Former municipality in Nueva Vizcaya, Philippines

Dupax, officially the Municipality of Dupax, was a municipality in the province of Nueva Vizcaya, Philippines. Founded during the Spanish era, it was divided into Dupax del Norte and Dupax del Sur in 1971.

==Etymology==
The name Dupax came from the Isinay word dopaj which means 'to lie down in complete relaxation and rest', the thing the natives wanted to do, upon repairing their camp and eating their catch, after hunting in the forest and before going homes.

Prior to the establishment of Dupax, the site of what would be its town proper served as a camp for hunters from surrounding tribal settlements.

The area, either a plain or a valley, was located near their hunting grounds, and became their settlement as the town of Dopaj. After the Spanish arrived, the name was spelled as Dupax due to the Spanish orthography of the time.

==History==
The town of Dupax was discovered by Spaniards under Luis Pérez Dasmariñas in 1591. In 1609, a mission was established by the Dominicans, but was later abandoned due to territorial disputes with the Franciscans.

In 1717, Fr. Alejandro Cacho arrived in Dupax and established Christian communities. In 1726, Spanish Augustinian missionaries arrived in the locality. On April 22, 1731, Dupax was formally founded by Fr. Nicolas Norbantes and Fr. Agustin San Juan.

In the early 18th century, Dupax was inhabited by four tribal groups. The Caraos from Benguet lived with the Isinays, the town's first inhabitants, in the present territory. The other two were the Mala-ats and the Bugkalots. The Mala-ats were subsequently forced to migrate to the hinterlands as ethnic groups from other provinces, especially the Ilocanos, Igorots, Ifugaos, arrived before and after the turn of the century.

The original town of Dupax was the largest municipality of Nueva Vizcaya in terms of land area. The first head of the town, was Mandalito, an Ilongot. Eventually three prominent mem representing the three tribal districts were appointed, namely: Dayag, who headed the Mala-ats; Tiun Pising, who headed the Igorots, and Bartolo, who headed the Ilongots.

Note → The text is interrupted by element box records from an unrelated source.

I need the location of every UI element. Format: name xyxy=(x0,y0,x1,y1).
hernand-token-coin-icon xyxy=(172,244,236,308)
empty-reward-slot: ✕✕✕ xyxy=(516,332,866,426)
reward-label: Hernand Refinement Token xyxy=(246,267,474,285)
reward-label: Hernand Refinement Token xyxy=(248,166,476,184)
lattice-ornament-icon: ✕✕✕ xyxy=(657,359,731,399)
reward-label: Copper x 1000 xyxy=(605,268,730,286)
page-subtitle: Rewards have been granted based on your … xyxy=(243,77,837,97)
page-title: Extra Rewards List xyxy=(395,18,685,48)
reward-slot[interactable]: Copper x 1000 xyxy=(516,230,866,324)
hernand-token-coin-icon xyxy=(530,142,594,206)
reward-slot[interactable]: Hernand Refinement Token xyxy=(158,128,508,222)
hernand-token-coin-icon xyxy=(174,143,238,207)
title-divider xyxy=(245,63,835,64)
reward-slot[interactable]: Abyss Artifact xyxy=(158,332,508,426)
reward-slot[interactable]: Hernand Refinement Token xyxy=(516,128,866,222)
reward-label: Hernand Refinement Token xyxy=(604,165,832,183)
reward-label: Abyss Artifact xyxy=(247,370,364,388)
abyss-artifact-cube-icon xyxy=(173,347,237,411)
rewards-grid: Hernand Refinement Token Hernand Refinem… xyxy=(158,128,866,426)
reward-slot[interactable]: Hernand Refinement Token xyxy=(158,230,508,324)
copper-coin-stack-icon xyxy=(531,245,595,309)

As early as 1928, during the term of mayor Inocencio Suson, attempts were made to transfer the seat to Barrio Malasin. The plan was eventually realized with a law authored by Representative Leonardo B. Perez. By virtue of Republic Act (RA) No. 1181 approved on June 20, 1954, the seat of government was transferred from the old poblacion to Malasin.

==Disestablishment==
In the 1970s, Dupax was divided into three separate municipalities: Dupax del Norte and Dupax del Sur in 1971, and Alfonso Castañeda in 1979. RA No. 6372, sponsored by Representative Benjamin Perez and Senator Leonardo Perez, was approved on August 16, 1971, dividing Dupax into two new municipalities: Dupax del Norte and Dupax del Sur, which would consist the old poblacion of Dupax, designated as the seat of government, nine barrios and fifteen sitios. The creation of this municipality was ratified in a plebiscite held on November 8, 1971; the division was implemented through Presidential Decree No. 586 promulgated by President Ferdinand Marcos on November 20, 1974. The town's final mayor was Carlos Padilla.

The third municipality carved out of the old Dupax municipality was Alfonso Castañeda, which was created in 1979 through Batas Pambansa Blg. 27. The law, which was approved by President Marcos, established the municipality after the separation of two barangays – including Lublub which was designated its seat of government – and seven sitios from Dupax del Sur, along with some parts of Dupax del Norte.